Multinational corporations (MNCs) from the global mining industry have become increasingly active in security governance in areas of limited statehood. Since 2000 they have used dialogue and development activities to mitigate security risks associated with their operations. However, despite a proliferation of community engagement initiatives, violent protest in relation to industrial mining has risen globally. Accordingly, I analyze the efficacy of MNCs as security governors within the context of Peru’s mining sector. Over the past fifteen years this country has experienced a dramatic increase in mining-related social conflict, yet industrial mining has had heterogeneous effects locally.
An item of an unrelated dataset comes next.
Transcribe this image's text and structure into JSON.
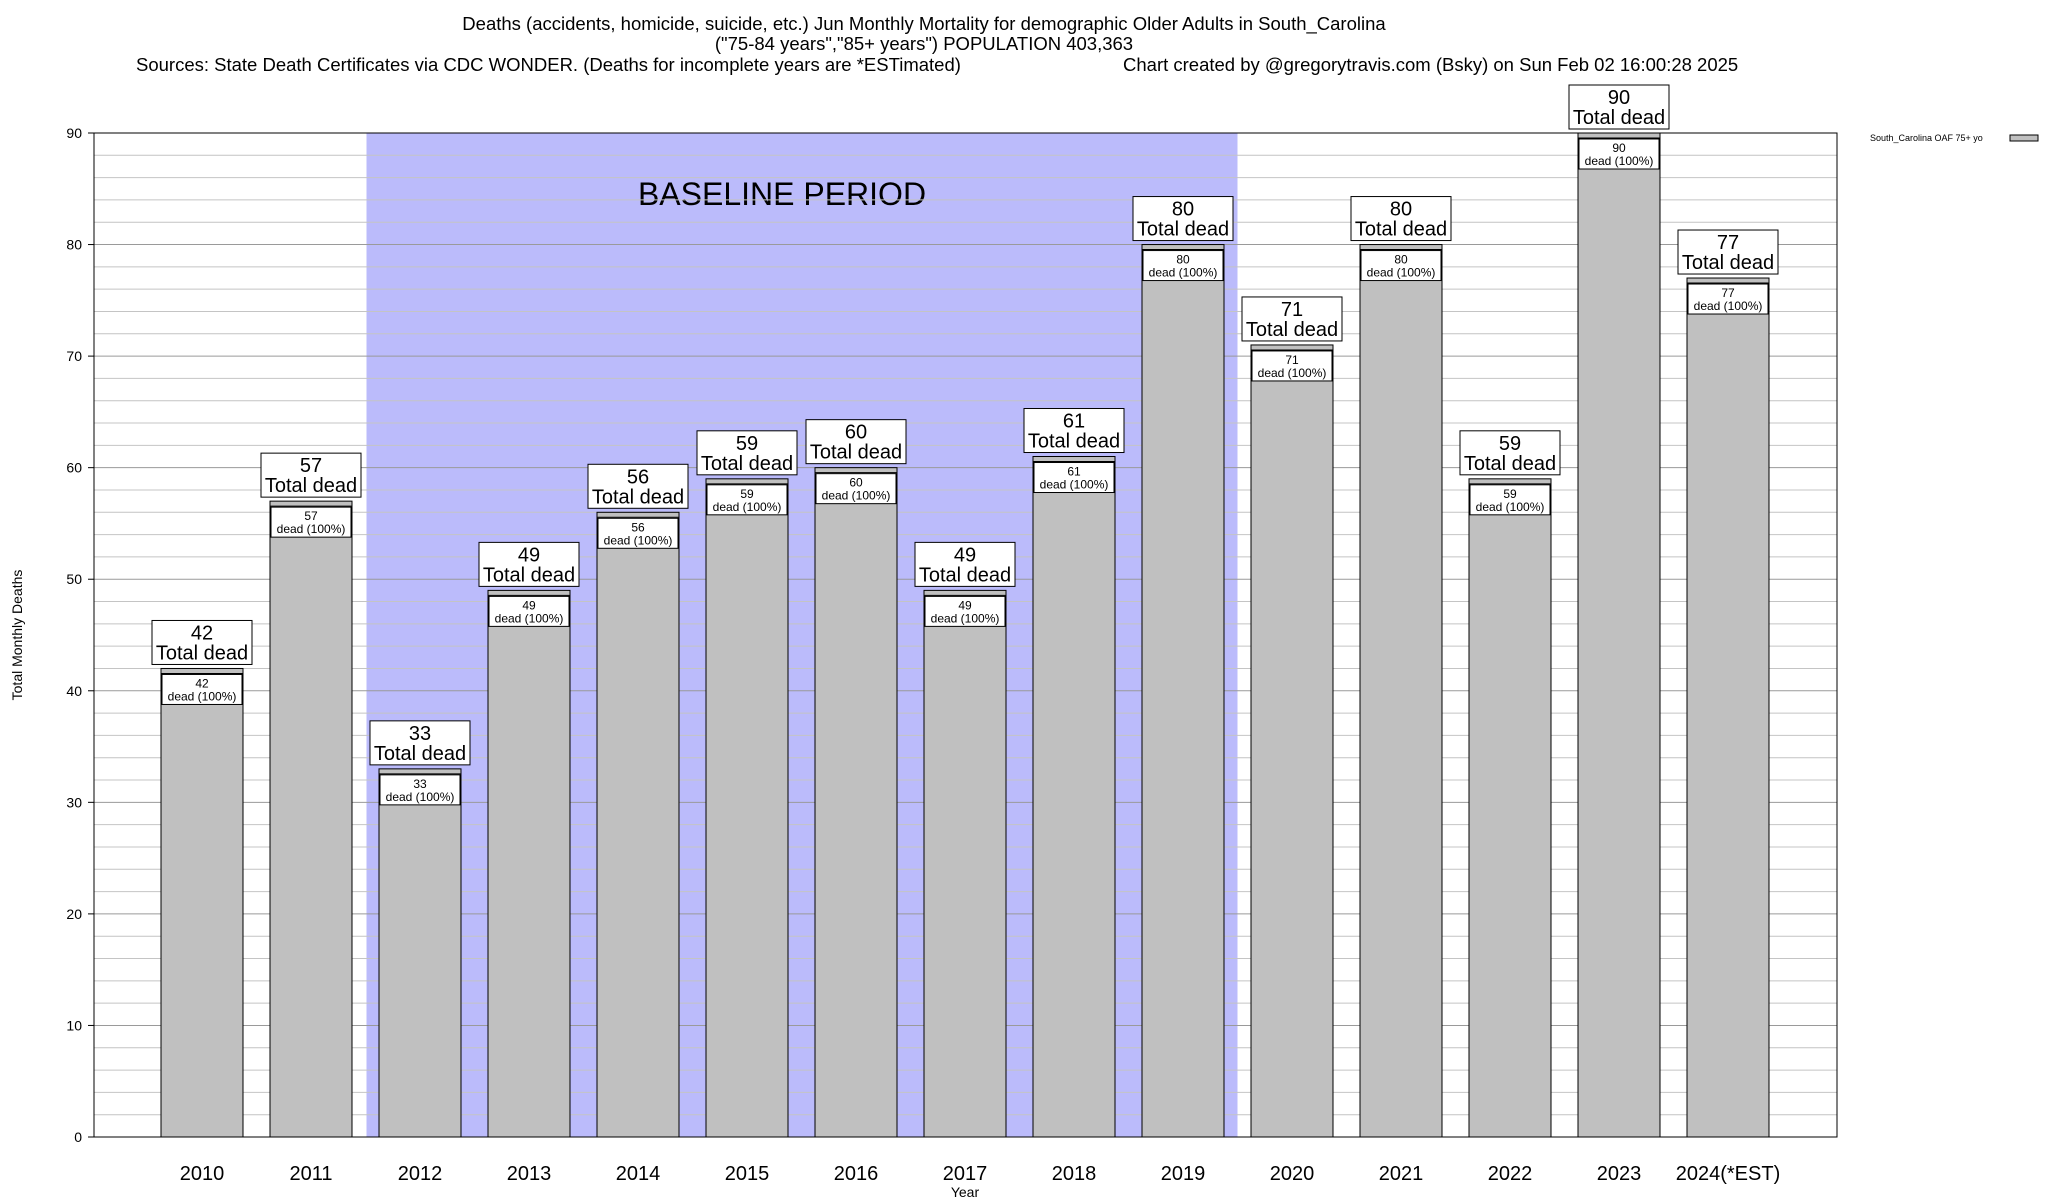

Using the subnational comparative method, I examine four cases that exhibit variation in conflict intensity in order to analyze the factors influencing MNCs’ impact on security. I argue that MNCs’ ability to mitigate violent social conflict is best explained using an analytical framework that accounts for the political economy of contention within which firms are embedded, and the intra-firm politics that determine their behaviour vis-à-vis civil society. The political economy of contention exogenous to firms establishes a local security baseline, predicting generic social conflict risks and patterns of violence likely to emerge during specific protest episodes. Given this external milieu, the organizational politics of the firm will determine its marginal effect. Firms that marginalize the voice of their community relations subunit are more likely to utilize coercion and cooptation alongside dialogue and development. However, heterogeneity in their security outputs undermines MNCs’ legitimacy as socially responsible agents, and hence the ability of community engagement to peacefully manage social conflict. This study constitutes one of the first systematic efforts to theorize and empirically evaluate the efficacy of MNCs’ local level security governing activities, a subject that has been understudied within the global governance literature. I find that while some MNCs have made modest short-term contributions to security, most have failed to construct conditions for sustainable, positive peace. The evidence presented challenges the prevailing conceptualization of MNCs as agents imbued with capacity-based governing authority, a form of governing legitimacy that is said to derive from their financial resources and perceived efficacy at achieving objectives.